= Charles A. Prosser =

American educator

Charles Allen Prosser (1871–1952) was an American educator. He was the architect of the 1917 Smith-Hughes Act. His mission in life was to help improve the education of American children.

==Biography==

Charles Allen Prosser was born the son of a steel worker on September 20, 1871, in New Albany, Indiana.

He attended DePauw University in 1897 and 1906, where he received his B.A. and M.A. degrees. He also attended the University of Louisville where he received a L.L.B. degree. His Ph.D. was from Columbia University. Prosser also received many honorary degrees from several other universities in the United States.

Charles Allen Prosser taught physics and history at the old New Albany High School. He later served as Superintendent of the local school district from 1900 until 1908. During this time he improved the old instruction system by streamlining many regular activities, he upgraded the required teacher qualifications, under his administration he built the then new high school located at E. 6th and Spring Streets, he assisted the city in obtaining the present library, and also instituted the city's first night school program. Prosser was president of the Indiana Teachers Association for several years while living in Indiana.

For several years Prosser also served as a Juvenile Judge in Floyd County adjudicating cases involving minors and juvenile delinquents. This helped Prosser form his opinions on the needs of youth.

While superintendent, Prosser met many boys who were most interested in working with their hands to make things and only wanted to learn a trade. Prosser began to think that schools should help train boys for trades with the help of a Ph.D. He would not return to the superintendency at New Albany.

Dr. Prosser later began to work with other organizations including employment as the superintendent of the Children's Aid Society in New York City where evening industrial instruction classes were offered to the public. He later became Deputy Commissioner of Industrial Education for Massachusetts from 1910 to 1912, and then Secretary of the National Society for the Promotion of Industrial Education again in New York City from 1912 to 1915.

While Prosser was Secretary of the National Society, he traveled widely forming and enthusing many individuals and groups. Prosser suggested programs and standards that helped to pass legislation that showed the entire Nation the possibilities of public vocational education. He also served as the first executive director of the Federal Board for Vocational Education from 1917 to 1919. Prosser also reported to congress numerous times with his mentor David Snedden. On February 23, 1917, President Wilson signed the Smith-Hughes Act into law, and federal funding for vocational education was established.

Prosser finally moved to Minneapolis, where from 1915 to 1945 he headed the pioneering Dunwoody Industrial Institute (now Dunwoody College of Technology), where many of today's vocational training concepts were created.

Prosser died in 1952.

==Prosser's impact on vocational education==

Prosser was instrumental in the writing and passage of the Smith-Hughes Act that began federal spending for vocational education.

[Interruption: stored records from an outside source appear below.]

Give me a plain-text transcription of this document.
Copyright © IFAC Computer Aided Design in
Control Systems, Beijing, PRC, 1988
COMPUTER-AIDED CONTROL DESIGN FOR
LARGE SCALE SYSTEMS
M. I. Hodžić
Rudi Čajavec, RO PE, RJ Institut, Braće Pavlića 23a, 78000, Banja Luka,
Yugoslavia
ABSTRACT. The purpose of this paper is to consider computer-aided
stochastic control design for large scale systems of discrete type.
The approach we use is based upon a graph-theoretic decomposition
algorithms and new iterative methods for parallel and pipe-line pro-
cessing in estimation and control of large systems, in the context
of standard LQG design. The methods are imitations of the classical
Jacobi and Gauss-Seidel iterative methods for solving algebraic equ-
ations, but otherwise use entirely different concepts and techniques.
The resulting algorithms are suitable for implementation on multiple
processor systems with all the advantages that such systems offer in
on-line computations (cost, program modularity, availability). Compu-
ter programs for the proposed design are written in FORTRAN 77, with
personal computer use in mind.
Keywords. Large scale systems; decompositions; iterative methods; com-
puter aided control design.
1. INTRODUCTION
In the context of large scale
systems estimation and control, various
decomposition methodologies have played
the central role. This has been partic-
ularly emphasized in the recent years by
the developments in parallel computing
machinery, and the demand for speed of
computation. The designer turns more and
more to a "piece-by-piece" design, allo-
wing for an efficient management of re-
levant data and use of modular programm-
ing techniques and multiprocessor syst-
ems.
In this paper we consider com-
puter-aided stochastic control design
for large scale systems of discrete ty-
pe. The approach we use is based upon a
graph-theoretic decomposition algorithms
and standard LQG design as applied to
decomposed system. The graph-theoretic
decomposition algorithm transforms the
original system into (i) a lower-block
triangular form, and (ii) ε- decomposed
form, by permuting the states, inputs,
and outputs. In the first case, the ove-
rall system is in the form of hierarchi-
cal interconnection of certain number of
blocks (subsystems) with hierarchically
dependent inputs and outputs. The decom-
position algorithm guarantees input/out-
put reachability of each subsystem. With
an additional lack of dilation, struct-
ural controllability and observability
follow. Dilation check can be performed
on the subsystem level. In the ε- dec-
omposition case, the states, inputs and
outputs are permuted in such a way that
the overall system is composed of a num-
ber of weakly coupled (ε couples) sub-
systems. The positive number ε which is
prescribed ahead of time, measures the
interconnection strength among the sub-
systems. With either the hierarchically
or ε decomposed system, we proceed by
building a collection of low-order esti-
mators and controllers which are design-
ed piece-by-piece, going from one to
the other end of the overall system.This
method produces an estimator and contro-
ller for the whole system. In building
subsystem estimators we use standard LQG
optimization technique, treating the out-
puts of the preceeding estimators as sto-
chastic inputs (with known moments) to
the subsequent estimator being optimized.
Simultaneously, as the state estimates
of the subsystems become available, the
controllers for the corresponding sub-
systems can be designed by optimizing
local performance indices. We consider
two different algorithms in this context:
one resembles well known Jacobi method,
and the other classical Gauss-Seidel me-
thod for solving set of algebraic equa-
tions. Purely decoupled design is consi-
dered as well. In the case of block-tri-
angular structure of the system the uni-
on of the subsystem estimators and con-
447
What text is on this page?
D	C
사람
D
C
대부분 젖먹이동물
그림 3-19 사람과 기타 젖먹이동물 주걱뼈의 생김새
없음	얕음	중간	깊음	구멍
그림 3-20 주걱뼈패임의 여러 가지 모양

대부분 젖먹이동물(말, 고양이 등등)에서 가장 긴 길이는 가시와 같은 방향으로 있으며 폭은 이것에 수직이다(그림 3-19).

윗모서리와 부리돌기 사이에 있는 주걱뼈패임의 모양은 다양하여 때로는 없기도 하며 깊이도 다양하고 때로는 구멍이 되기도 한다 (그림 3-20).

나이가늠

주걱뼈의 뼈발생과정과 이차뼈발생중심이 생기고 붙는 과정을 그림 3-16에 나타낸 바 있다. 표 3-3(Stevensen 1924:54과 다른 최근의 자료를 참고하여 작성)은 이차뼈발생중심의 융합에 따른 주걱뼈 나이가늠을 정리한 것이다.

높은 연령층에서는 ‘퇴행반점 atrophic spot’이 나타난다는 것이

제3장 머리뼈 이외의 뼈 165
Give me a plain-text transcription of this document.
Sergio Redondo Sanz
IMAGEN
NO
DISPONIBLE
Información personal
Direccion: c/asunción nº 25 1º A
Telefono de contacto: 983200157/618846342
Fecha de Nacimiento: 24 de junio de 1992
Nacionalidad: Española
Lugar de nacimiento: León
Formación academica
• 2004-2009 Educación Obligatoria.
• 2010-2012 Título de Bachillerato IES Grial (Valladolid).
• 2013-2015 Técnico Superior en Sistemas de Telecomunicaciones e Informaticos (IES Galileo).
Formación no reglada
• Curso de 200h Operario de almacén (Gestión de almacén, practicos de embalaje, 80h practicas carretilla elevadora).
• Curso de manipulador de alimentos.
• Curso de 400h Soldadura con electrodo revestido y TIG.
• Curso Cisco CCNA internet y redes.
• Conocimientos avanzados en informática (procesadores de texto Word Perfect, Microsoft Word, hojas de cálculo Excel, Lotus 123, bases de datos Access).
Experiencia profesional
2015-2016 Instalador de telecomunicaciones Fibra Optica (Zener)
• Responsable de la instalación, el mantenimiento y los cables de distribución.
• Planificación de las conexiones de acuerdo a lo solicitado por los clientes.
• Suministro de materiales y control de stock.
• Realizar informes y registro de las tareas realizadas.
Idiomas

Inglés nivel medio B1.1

Prosser believed that schools should help students "to get a job, to hold it, and to advance to a better one." He was critical of schools of the era because they focused more on scholarly works and college preparations rather than a focus on helping the students in getting real-world jobs and keeping them. Prosser believed that knowledge could not be easily transferred from one field of learning to another, instead he believed in order to be effective that learning had to be specific and directed to immediate ends. Attendees at Prosser's colleges included Georg Kerschensteiner. Prosser believed that there should be public vocational schools as an alternative to high schools, which would offer courses for each occupation available.

It was Prosser's work in Minneapolis that set the standards for modern Vocational Education. Dr. Prosser was also an author of many textbooks on Vocational Education, many of which are still used in vocational schools today. He would often collaborate with distinguished writers for bulletins and magazine articles around the nation.

Prosser wanted to get a vocational education program in high schools because he believed everyone could benefit from vocational classes not just people going into vocational careers. He believed that vocational classes in high schools would make the students more independent. This was brought to his attention when he was working with some teenagers who had some behavioral problems. He found the boys loved to do things with their hands and that is what was continuously getting them in trouble. He then looked into getting vocational classes in high schools and realized that these classes would benefit all teenagers in their education development.

==Schools==
Prosser Career Academy located in Chicago, IL is named after Charles Allen Prosser. It is a Chicago Public School (High School) previously known as Prosser Vocational High School. The school offers a college prep International Baccalaureate program to a select few students. Charles Allen Prosser School of Technology located in New Albany, Indiana, Prosser's hometown, is named in his honor.